大規模情報病理学の進展を見ると、すでにデータが膨大すぎて人間が見て診断するのではなく、人間にわかりやすいように膨大なデータを表示することが重要になっているように見える。ただこのような試みの基礎になるには、現在も臨床に欠かせない HE 染色標本についての病理診断で、これを AI で処理し、その上に組織上での他の情報(例えば蛍光抗体法による診断)などが統合されていくようになると思う。X線写真や MRI など、さまざまな画像診断の AI 化が進んでいる現在、もちろん病理標本の AI 診断研究も進んでいるが、まだ実用には至っていない。
今日紹介するハーバード大学からの論文は、実際に病理診断で行われているのと同じレポート作成が可能な大規模言語モデルについての研究で、3月号の Nature Medicine に掲載された。タイトルは「A visual-language foundation model for computational pathology(コンピュータによる病理診断に向けた画像―言語基盤モデル)」だ。
同じ号にもう一方、大量の病理画像だけをラベル無し・マスクをかけてプレトレーニングした後、ファインチューニングにより画像中の異常を見つけて様々な用途に使えるようにした AI モデルの論文が掲載されていたが、ラベル付きの学習モデルから、大規模言語モデル LLM を用いる病理診断法の方へと移行しているのがよくわかる。
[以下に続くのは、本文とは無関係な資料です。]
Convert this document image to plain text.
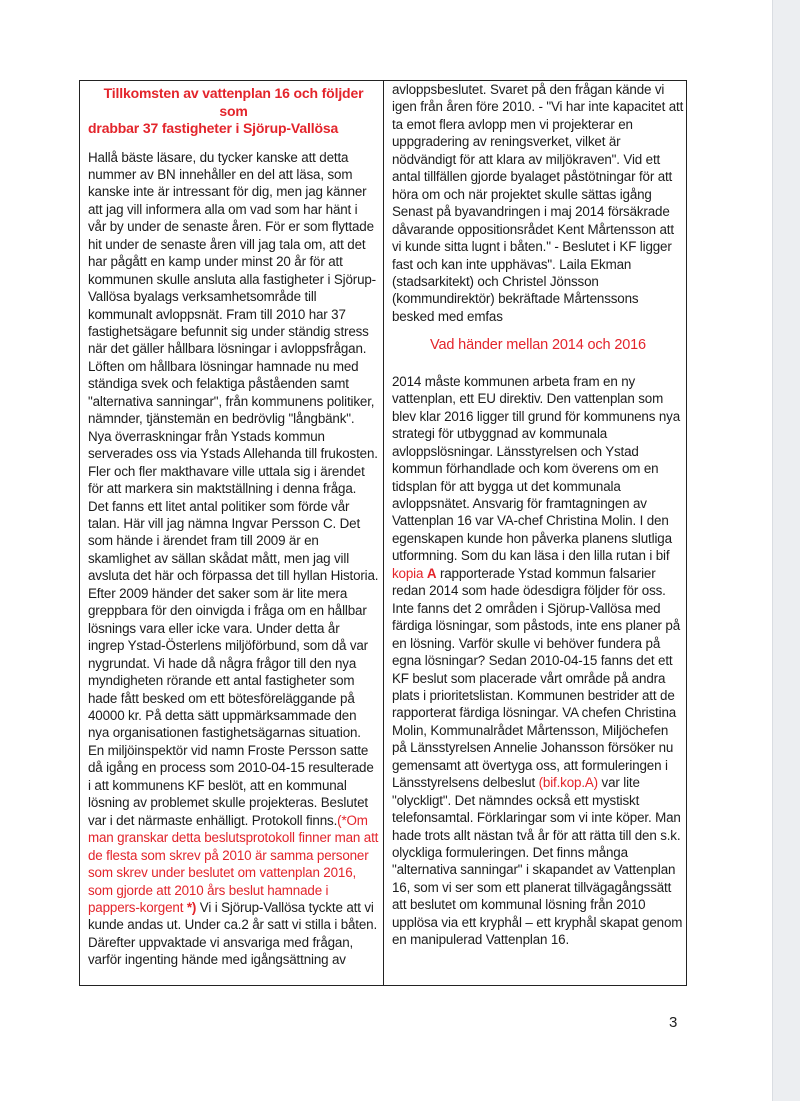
Tillkomsten av vattenplan 16 och följder som
drabbar 37 fastigheter i Sjörup-Vallösa

Hallå bäste läsare, du tycker kanske att detta nummer av BN innehåller en del att läsa, som kanske inte är intressant för dig, men jag känner att jag vill informera alla om vad som har hänt i vår by under de senaste åren. För er som flyttade hit under de senaste åren vill jag tala om, att det har pågått en kamp under minst 20 år för att kommunen skulle ansluta alla fastigheter i Sjörup-Vallösa byalags verksamhetsområde till kommunalt avloppsnät. Fram till 2010 har 37 fastighetsägare befunnit sig under ständig stress när det gäller hållbara lösningar i avloppsfrågan. Löften om hållbara lösningar hamnade nu med ständiga svek och felaktiga påståenden samt "alternativa sanningar", från kommunens politiker, nämnder, tjänstemän en bedrövlig "långbänk". Nya överraskningar från Ystads kommun serverades oss via Ystads Allehanda till frukosten. Fler och fler makthavare ville uttala sig i ärendet för att markera sin maktställning i denna fråga. Det fanns ett litet antal politiker som förde vår talan. Här vill jag nämna Ingvar Persson C. Det som hände i ärendet fram till 2009 är en skamlighet av sällan skådat mått, men jag vill avsluta det här och förpassa det till hyllan Historia. Efter 2009 händer det saker som är lite mera greppbara för den oinvigda i fråga om en hållbar lösnings vara eller icke vara. Under detta år ingrep Ystad-Österlens miljöförbund, som då var nygrundat. Vi hade då några frågor till den nya myndigheten rörande ett antal fastigheter som hade fått besked om ett bötesföreläggande på 40000 kr. På detta sätt uppmärksammade den nya organisationen fastighetsägarnas situation. En miljöinspektör vid namn Froste Persson satte då igång en process som 2010-04-15 resulterade i att kommunens KF beslöt, att en kommunal lösning av problemet skulle projekteras. Beslutet var i det närmaste enhälligt. Protokoll finns.(*Om man granskar detta beslutsprotokoll finner man att de flesta som skrev på 2010 är samma personer som skrev under beslutet om vattenplan 2016, som gjorde att 2010 års beslut hamnade i pappers-korgent *) Vi i Sjörup-Vallösa tyckte att vi kunde andas ut. Under ca.2 år satt vi stilla i båten. Därefter uppvaktade vi ansvariga med frågan, varför ingenting hände med igångsättning av

avloppsbeslutet. Svaret på den frågan kände vi igen från åren före 2010. - "Vi har inte kapacitet att ta emot flera avlopp men vi projekterar en uppgradering av reningsverket, vilket är nödvändigt för att klara av miljökraven". Vid ett antal tillfällen gjorde byalaget påstötningar för att höra om och när projektet skulle sättas igång Senast på byavandringen i maj 2014 försäkrade dåvarande oppositionsrådet Kent Mårtensson att vi kunde sitta lugnt i båten." - Beslutet i KF ligger fast och kan inte upphävas". Laila Ekman (stadsarkitekt) och Christel Jönsson (kommundirektör) bekräftade Mårtenssons besked med emfas

Vad händer mellan 2014 och 2016

2014 måste kommunen arbeta fram en ny vattenplan, ett EU direktiv. Den vattenplan som blev klar 2016 ligger till grund för kommunens nya strategi för utbyggnad av kommunala avloppslösningar. Länsstyrelsen och Ystad kommun förhandlade och kom överens om en tidsplan för att bygga ut det kommunala avloppsnätet. Ansvarig för framtagningen av Vattenplan 16 var VA-chef Christina Molin. I den egenskapen kunde hon påverka planens slutliga utformning. Som du kan läsa i den lilla rutan i bif kopia A rapporterade Ystad kommun falsarier redan 2014 som hade ödesdigra följder för oss. Inte fanns det 2 områden i Sjörup-Vallösa med färdiga lösningar, som påstods, inte ens planer på en lösning. Varför skulle vi behöver fundera på egna lösningar? Sedan 2010-04-15 fanns det ett KF beslut som placerade vårt område på andra plats i prioritetslistan. Kommunen bestrider att de rapporterat färdiga lösningar. VA chefen Christina Molin, Kommunalrådet Mårtensson, Miljöchefen på Länsstyrelsen Annelie Johansson försöker nu gemensamt att övertyga oss, att formuleringen i Länsstyrelsens delbeslut (bif.kop.A) var lite "olyckligt". Det nämndes också ett mystiskt telefonsamtal. Förklaringar som vi inte köper. Man hade trots allt nästan två år för att rätta till den s.k. olyckliga formuleringen. Det finns många "alternativa sanningar" i skapandet av Vattenplan 16, som vi ser som ett planerat tillvägagångssätt att beslutet om kommunal lösning från 2010 upplösa via ett kryphål – ett kryphål skapat genom en manipulerad Vattenplan 16.

3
しかし、病理診断は病理医による言語ベースのレポートで行われることが普通で、画像からテキストが生成されるように、あるいは言語から画像が作れるようになるのが望ましい。この論文では、実際の病理診断での標本とレポート、論文に掲載された病理画像とその説明を、コントラスティブ学習により統合してエンベッディングすることで、現在行われている病理診断レポートが可能になるか調べている。
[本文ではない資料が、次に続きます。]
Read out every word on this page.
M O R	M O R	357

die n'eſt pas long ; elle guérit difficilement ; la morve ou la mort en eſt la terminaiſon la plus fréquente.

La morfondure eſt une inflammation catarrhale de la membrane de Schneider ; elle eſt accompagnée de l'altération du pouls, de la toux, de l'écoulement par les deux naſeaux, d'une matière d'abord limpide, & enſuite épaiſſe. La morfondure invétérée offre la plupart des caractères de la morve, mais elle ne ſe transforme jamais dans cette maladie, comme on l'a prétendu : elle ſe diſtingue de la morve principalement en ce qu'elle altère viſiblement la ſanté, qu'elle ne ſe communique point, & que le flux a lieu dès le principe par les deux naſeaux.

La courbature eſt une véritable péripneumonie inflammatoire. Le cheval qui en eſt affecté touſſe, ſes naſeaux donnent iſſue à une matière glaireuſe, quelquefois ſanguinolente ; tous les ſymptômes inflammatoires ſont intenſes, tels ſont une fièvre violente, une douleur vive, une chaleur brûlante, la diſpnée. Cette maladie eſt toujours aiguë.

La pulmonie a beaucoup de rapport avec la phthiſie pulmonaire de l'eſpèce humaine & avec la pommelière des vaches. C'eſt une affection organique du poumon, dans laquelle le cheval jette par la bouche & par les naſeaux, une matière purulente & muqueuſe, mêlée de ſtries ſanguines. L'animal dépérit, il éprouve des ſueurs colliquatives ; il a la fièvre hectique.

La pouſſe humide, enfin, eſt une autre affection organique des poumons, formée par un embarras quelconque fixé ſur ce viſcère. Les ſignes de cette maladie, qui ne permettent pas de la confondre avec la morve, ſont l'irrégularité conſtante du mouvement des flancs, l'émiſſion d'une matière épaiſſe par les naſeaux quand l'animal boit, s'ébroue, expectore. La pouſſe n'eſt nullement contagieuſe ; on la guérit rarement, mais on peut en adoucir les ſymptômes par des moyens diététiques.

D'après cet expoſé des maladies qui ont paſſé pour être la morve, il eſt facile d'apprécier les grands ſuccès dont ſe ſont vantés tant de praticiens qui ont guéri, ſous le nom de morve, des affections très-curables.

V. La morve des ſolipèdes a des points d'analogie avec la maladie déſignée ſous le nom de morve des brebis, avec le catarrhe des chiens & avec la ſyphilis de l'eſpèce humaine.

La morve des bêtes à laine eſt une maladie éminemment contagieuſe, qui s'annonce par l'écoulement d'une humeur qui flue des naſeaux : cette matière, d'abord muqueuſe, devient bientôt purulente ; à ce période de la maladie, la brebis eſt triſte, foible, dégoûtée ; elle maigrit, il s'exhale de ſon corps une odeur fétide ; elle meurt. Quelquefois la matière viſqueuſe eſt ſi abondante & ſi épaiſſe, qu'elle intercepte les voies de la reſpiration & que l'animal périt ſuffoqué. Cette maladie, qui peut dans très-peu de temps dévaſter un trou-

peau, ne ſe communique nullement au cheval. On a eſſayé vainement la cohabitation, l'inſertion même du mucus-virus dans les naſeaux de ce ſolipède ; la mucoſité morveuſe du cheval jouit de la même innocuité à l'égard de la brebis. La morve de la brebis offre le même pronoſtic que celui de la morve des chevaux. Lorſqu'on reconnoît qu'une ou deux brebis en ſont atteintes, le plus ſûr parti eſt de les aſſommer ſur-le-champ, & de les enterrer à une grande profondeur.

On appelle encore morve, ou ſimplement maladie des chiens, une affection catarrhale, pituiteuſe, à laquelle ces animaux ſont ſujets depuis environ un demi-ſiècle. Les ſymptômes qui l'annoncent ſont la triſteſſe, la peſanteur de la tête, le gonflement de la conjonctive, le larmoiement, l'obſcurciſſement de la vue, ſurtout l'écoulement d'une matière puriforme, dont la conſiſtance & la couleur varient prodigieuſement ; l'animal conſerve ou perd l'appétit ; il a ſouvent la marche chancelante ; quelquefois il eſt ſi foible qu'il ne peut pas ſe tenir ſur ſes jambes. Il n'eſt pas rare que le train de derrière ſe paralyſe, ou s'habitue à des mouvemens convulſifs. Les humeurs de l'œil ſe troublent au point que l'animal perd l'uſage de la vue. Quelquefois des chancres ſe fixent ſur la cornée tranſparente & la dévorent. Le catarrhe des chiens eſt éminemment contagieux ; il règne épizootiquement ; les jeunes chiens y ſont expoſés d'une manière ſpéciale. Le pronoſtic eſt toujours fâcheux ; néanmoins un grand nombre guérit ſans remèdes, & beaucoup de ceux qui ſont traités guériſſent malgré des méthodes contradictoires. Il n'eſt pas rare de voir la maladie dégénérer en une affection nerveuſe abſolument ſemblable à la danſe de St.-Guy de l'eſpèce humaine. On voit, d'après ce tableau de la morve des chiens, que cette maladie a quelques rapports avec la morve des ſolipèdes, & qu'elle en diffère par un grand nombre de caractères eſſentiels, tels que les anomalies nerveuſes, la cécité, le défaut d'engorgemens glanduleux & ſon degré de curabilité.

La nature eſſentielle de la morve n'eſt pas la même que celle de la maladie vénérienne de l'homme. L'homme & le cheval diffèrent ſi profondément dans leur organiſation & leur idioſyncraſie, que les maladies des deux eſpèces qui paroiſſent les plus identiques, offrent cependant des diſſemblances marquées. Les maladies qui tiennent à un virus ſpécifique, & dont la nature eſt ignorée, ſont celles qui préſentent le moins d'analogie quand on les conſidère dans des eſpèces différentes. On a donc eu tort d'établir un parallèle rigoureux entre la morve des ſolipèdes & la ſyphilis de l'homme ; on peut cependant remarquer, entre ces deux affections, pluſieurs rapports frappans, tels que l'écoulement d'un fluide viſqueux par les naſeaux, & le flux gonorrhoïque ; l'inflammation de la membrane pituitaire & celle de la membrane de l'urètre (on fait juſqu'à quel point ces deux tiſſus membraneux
医学の様々な分野で進行している、いわゆる画像と説明のマルチモーダルエンべディングモデルの作成と考えて貰えば良い。じっさいには8台の GPU を備えたコンピュータに100万枚の画像とその説明をラベルなしで学習させた完全に独自のモデルを形成している。
多くの病理診断 AI はガン診断でのパーフォーマンスで評価されており、今回のモデルは全く新しい画像の診断(Zeroshot)では、すべてのガン診断でこれまで作成された他のモデルを凌駕する。さらに、訓練に使ったラベル付けされたデータセットで比べても、他のモデルより勝るという結果だ。
ただ、このような独自モデルでは学習したデータの大きさに限界がある。特に、稀なガンの診断となるとそのパーフォーマンスは低下する。そこで、少数ショット学習でそれぞれのクラスの特徴を示すラベルを増やしてパーフォーマンスを比べ、今回のモデルではより少ないラベルで高いパーフォーマンスに到達できることも示し、モデルのチューニングを工夫することでパーフォーマンスを挙げられる可能性を示している。
では画像からレポート作成が可能かだが、画像を見ただけですらすらレポートができるというわけではない。決まった書式の中の穴埋めを行う形でレポートが作成できるといった程度が現状だ。
他にも、組織上でガンなど病理変化を特定する能力についても調べているが、省略する。
読んだ印象では、他の分野の同じ試みと比べて、まだまだといった感がある。おそらく、病理標本の多様性が大きすぎて、100万程度の学習では、100%に近い診断率まではかなり道のりが遠い気がする。ただテキストと画像の統合は人間が最終判断する場合は必須になるので、さらに数を増やしてパーフォーマンスを上げていく必要があるだろう。また、少数ショット学習だけでなく、最近流行りのプロンプト学習なども合わせることで、進展していくと予想できる。
とはいえ、病理に特化したモデルを拡大していくのか、一般画像を学習したモデルを病理にも使えるようなチューニングを行うのか、素人には予想できない。重要なのは、並行して昨日紹介したような形態と遺伝子発現の統合されたデータが急速に拡大すると思うので、これと統合するという観点では、独自モデルを医学界全体で進めるのがいいような気がする。